While researching for this piece, I came across a very insightful article by two professors from MIT and Harvard. In Annual Review of Economics, Benjamin Olken and Rohini Pande (2012) assessed the prevalence, cost and factors of corruption in developing countries. The report does not include Bangladesh, but it offers scenarios involving bribery and thievery of public officials that are common to our country. For instance, it examines the link between wages and corruption among public officials. Let me quote the authors,
"Suppose that the bureaucrat receives a wage w from the government and, if fired, can receive an outside option v. The bureaucrat can decide to be corrupt or honest. If corrupt, he is detected with probability p, is fired, and receives outside option v. If he is undetected, he receives his wage w plus the bribe b, less a dishonesty cost d. In equilibrium, he will be corrupt if and only if "w-v ( (1-p)/p x (b-d)".

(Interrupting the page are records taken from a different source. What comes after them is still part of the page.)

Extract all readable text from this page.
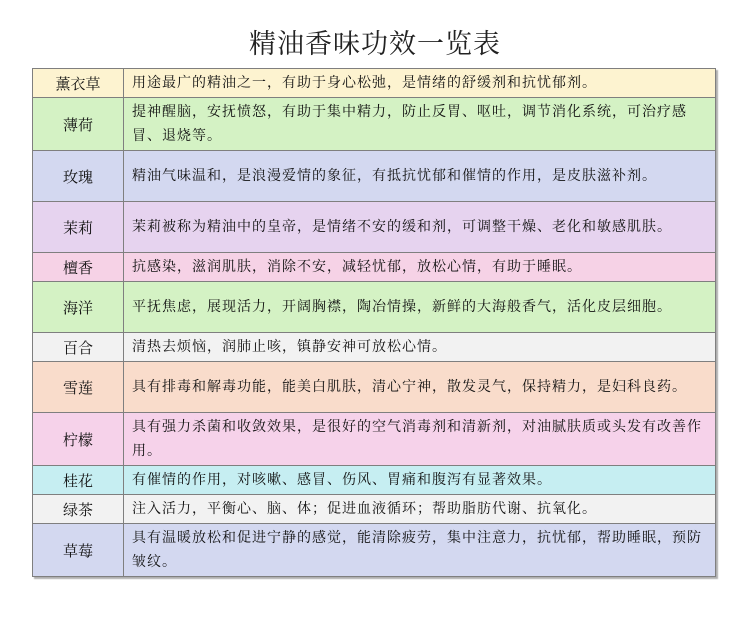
精油香味功效一览表
薰衣草	用途最广的精油之一，有助于身心松弛，是情绪的舒缓剂和抗忧郁剂。
薄荷	提神醒脑，安抚愤怒，有助于集中精力，防止反胃、呕吐，调节消化系统，可治疗感冒、退烧等。
玫瑰	精油气味温和，是浪漫爱情的象征，有抵抗忧郁和催情的作用，是皮肤滋补剂。
茉莉	茉莉被称为精油中的皇帝，是情绪不安的缓和剂，可调整干燥、老化和敏感肌肤。
檀香	抗感染，滋润肌肤，消除不安，减轻忧郁，放松心情，有助于睡眠。
海洋	平抚焦虑，展现活力，开阔胸襟，陶冶情操，新鲜的大海般香气，活化皮层细胞。
百合	清热去烦恼，润肺止咳，镇静安神可放松心情。
雪莲	具有排毒和解毒功能，能美白肌肤，清心宁神，散发灵气，保持精力，是妇科良药。
柠檬	具有强力杀菌和收敛效果，是很好的空气消毒剂和清新剂，对油腻肤质或头发有改善作用。
桂花	有催情的作用，对咳嗽、感冒、伤风、胃痛和腹泻有显著效果。
绿茶	注入活力，平衡心、脑、体；促进血液循环；帮助脂肪代谢、抗氧化。
草莓	具有温暖放松和促进宁静的感觉，能清除疲劳，集中注意力，抗忧郁，帮助睡眠，预防皱纹。
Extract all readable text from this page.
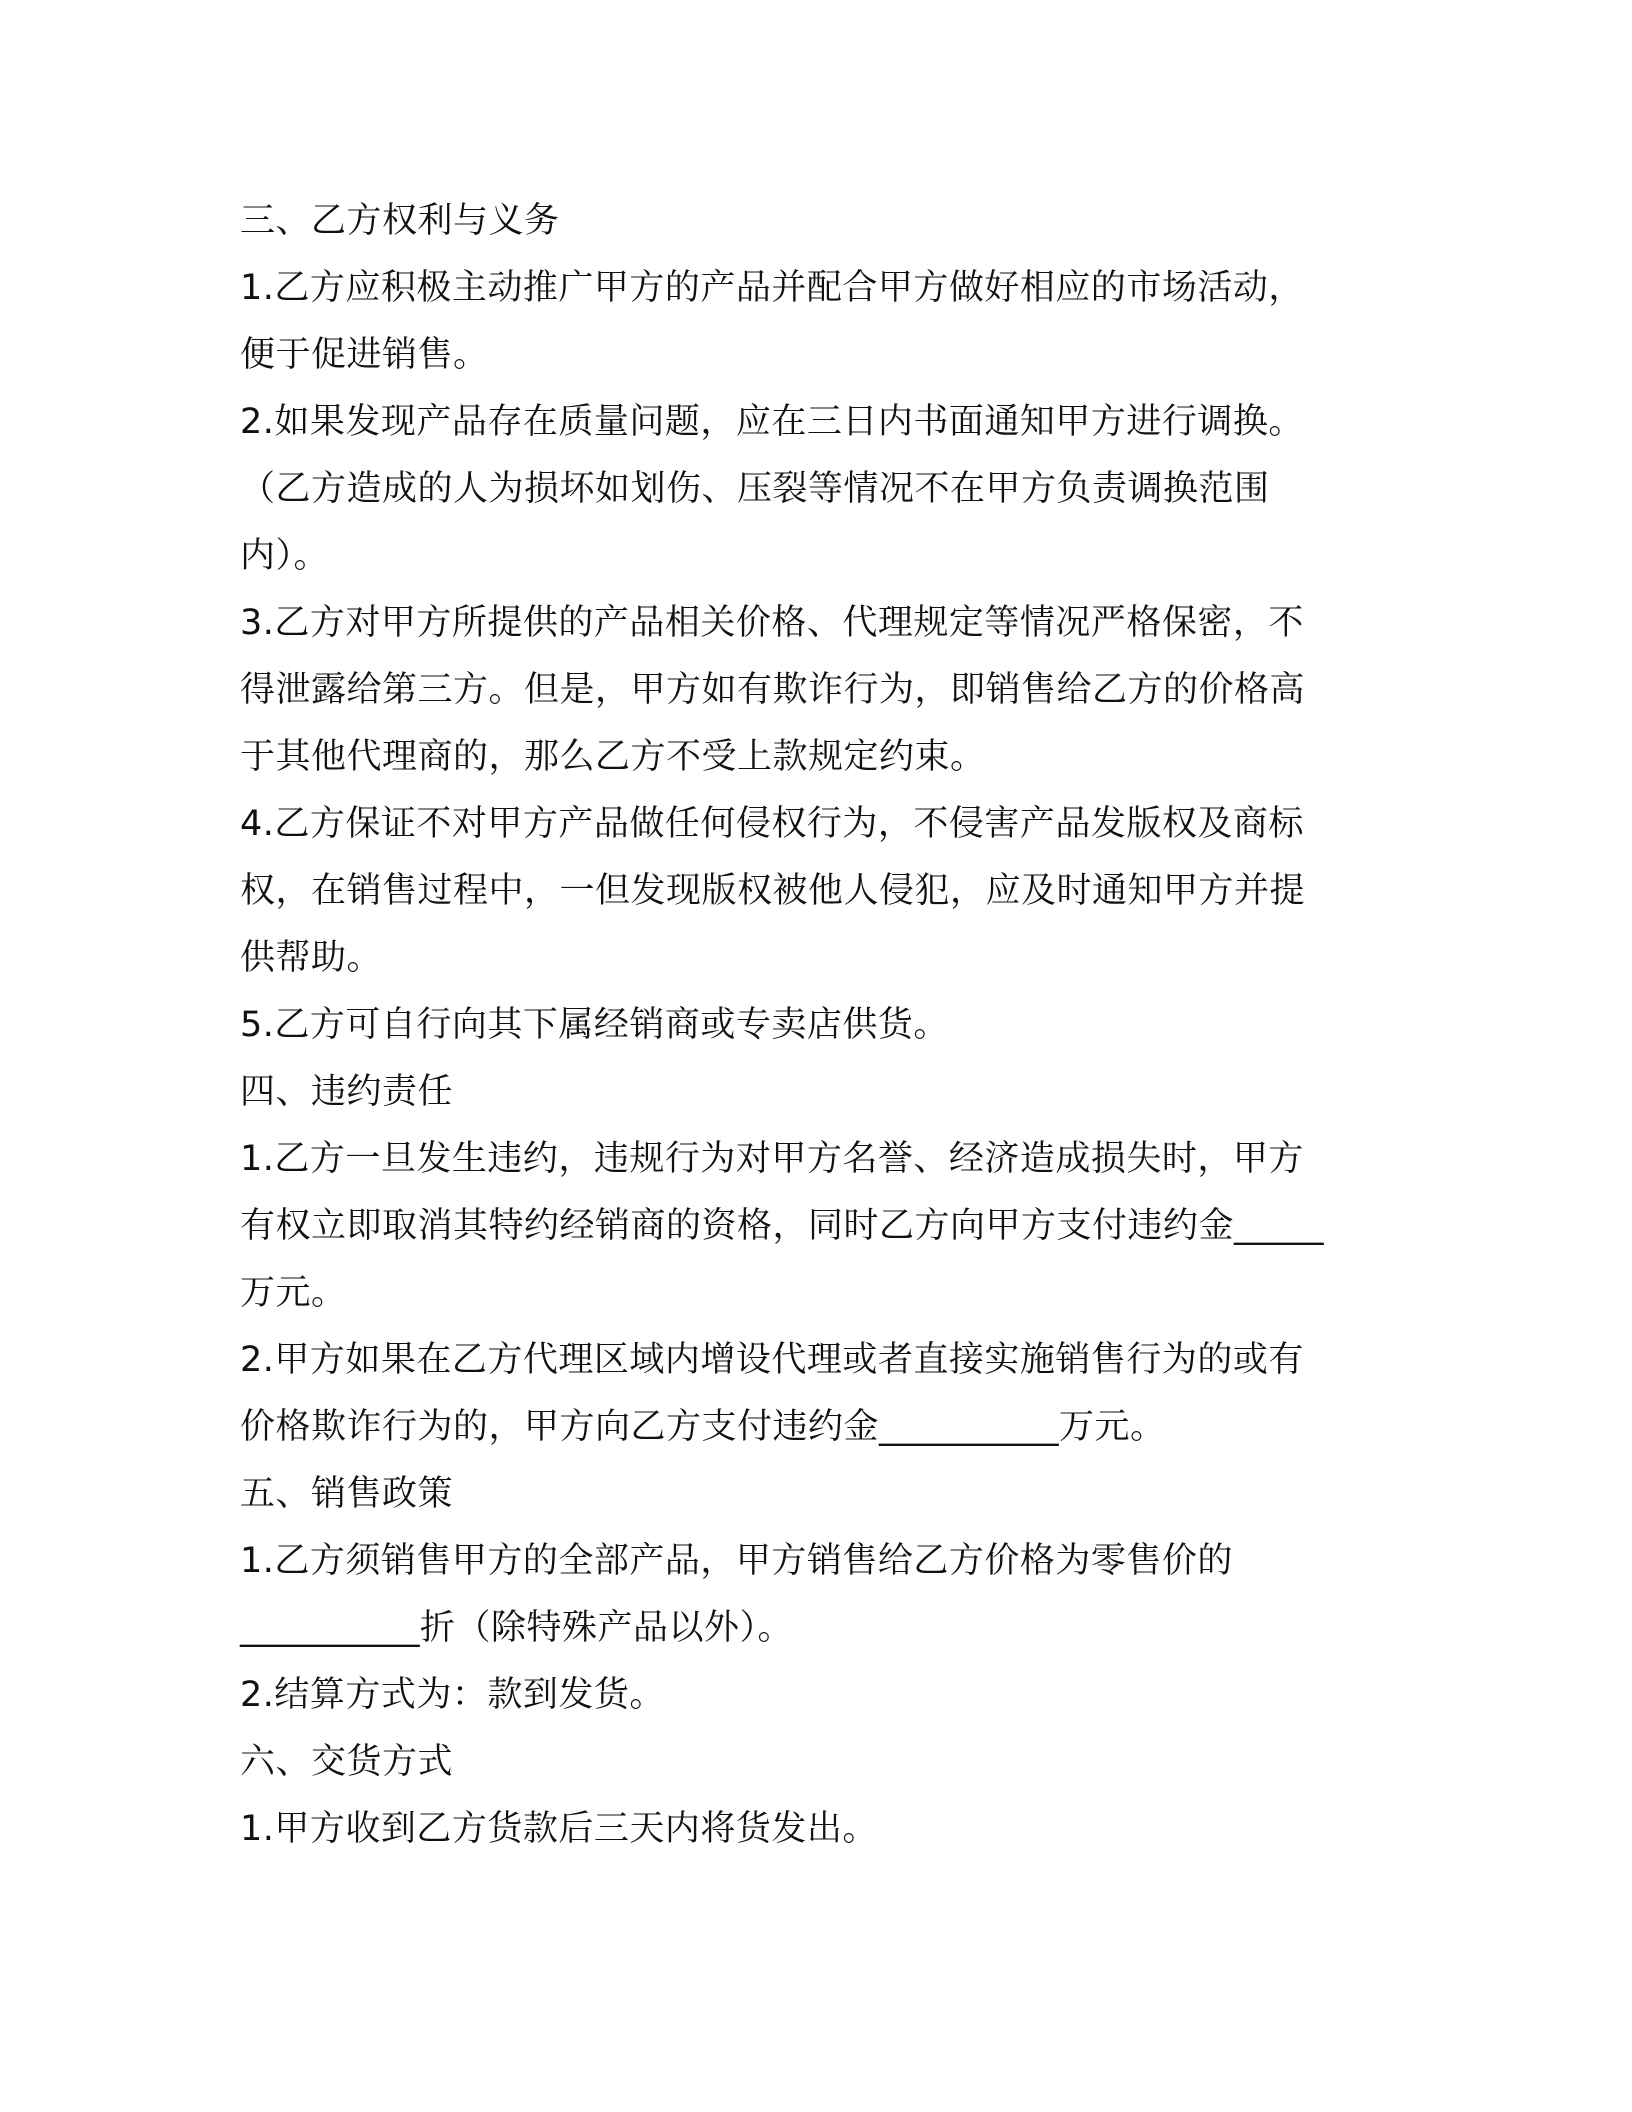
三、乙方权利与义务
1.乙方应积极主动推广甲方的产品并配合甲方做好相应的市场活动，
便于促进销售。
2.如果发现产品存在质量问题，应在三日内书面通知甲方进行调换。
（乙方造成的人为损坏如划伤、压裂等情况不在甲方负责调换范围
内）。
3.乙方对甲方所提供的产品相关价格、代理规定等情况严格保密，不
得泄露给第三方。但是，甲方如有欺诈行为，即销售给乙方的价格高
于其他代理商的，那么乙方不受上款规定约束。
4.乙方保证不对甲方产品做任何侵权行为，不侵害产品发版权及商标
权，在销售过程中，一但发现版权被他人侵犯，应及时通知甲方并提
供帮助。
5.乙方可自行向其下属经销商或专卖店供货。
四、违约责任
1.乙方一旦发生违约，违规行为对甲方名誉、经济造成损失时，甲方
有权立即取消其特约经销商的资格，同时乙方向甲方支付违约金_____
万元。
2.甲方如果在乙方代理区域内增设代理或者直接实施销售行为的或有
价格欺诈行为的，甲方向乙方支付违约金__________万元。
五、销售政策
1.乙方须销售甲方的全部产品，甲方销售给乙方价格为零售价的
__________折（除特殊产品以外）。
2.结算方式为：款到发货。
六、交货方式
1.甲方收到乙方货款后三天内将货发出。
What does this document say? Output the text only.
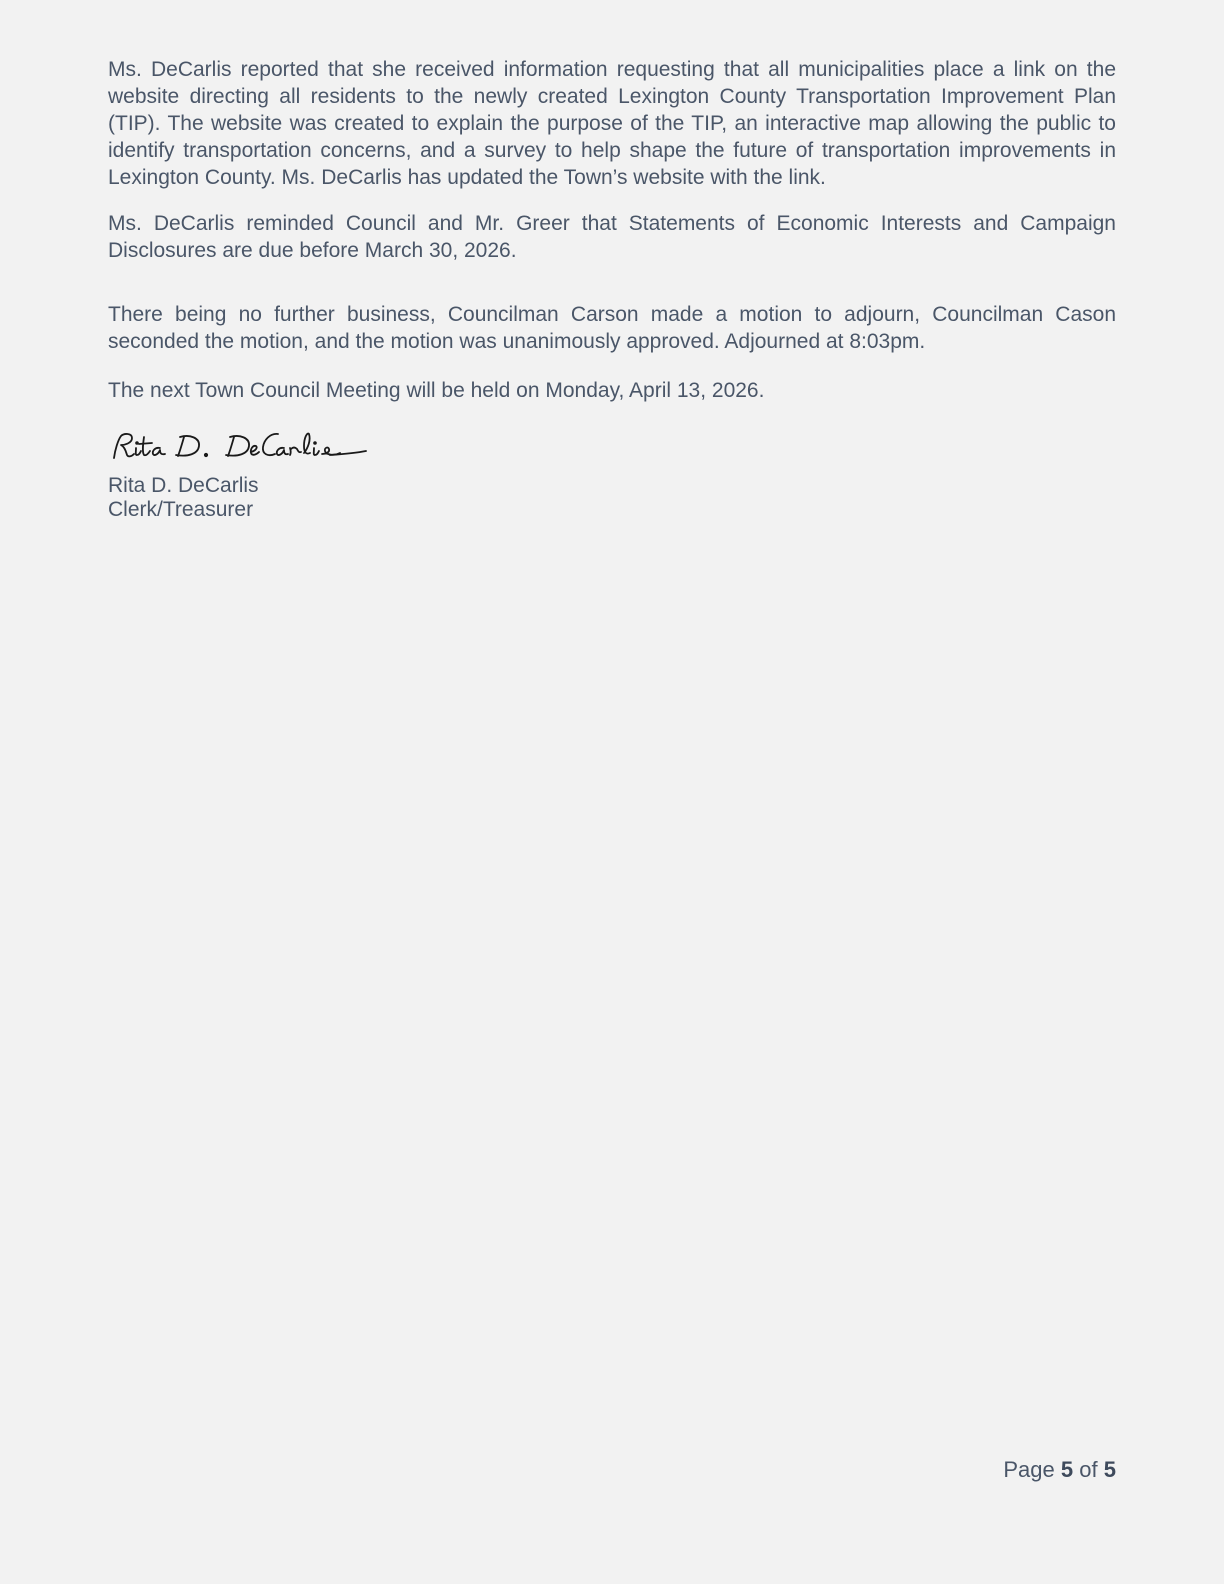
Ms. DeCarlis reported that she received information requesting that all municipalities place a link on the website directing all residents to the newly created Lexington County Transportation Improvement Plan (TIP). The website was created to explain the purpose of the TIP, an interactive map allowing the public to identify transportation concerns, and a survey to help shape the future of transportation improvements in Lexington County. Ms. DeCarlis has updated the Town’s website with the link.

Ms. DeCarlis reminded Council and Mr. Greer that Statements of Economic Interests and Campaign Disclosures are due before March 30, 2026.

There being no further business, Councilman Carson made a motion to adjourn, Councilman Cason seconded the motion, and the motion was unanimously approved. Adjourned at 8:03pm.

The next Town Council Meeting will be held on Monday, April 13, 2026.

Rita D. DeCarlis

Clerk/Treasurer

Page 5 of 5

This framework suggests several avenues for reducing corruption. One could increase the returns to staying on the job (w), or, equivalently in this context, one could decrease the outside option (v) by increasing punishments. One could also increase the probability of detection (p)."
The article also gives examples of the magnitudes of corruption in certain countries. For instance, it reports that in 2005 Pakistan lost 0.3-1.9 percent of its GDP due to politically connected loans. I know a similar analysis of the culture of corruption that is corroding our society will be derring-do in our context. But if we want to become a middle-income country under an inspirational leadership, we need to have the right information to make the necessary informed structural adjustments in the public system. The more transparent the government can become in its dealings, the more aware the citizens will be of their rights. Having an informed public with access to technology will increase the probability of detection of corrupt individuals. People like Malek could have been detected much earlier if we had an informed opinion against corruption in place. Such detection will deter others from becoming another Malek (pun added). Now we need someone who has enough steam inside to foray into the court of corrupts and hit the opponents. We need someone to chant kabadi kabadi… and reinvest in our national game. But this time it will be a game against corruption.
Shamsad Mortuza is a professor of English at the University of Dhaka (now on leave). Currently, he is Pro-Vice-Chancellor of ULAB.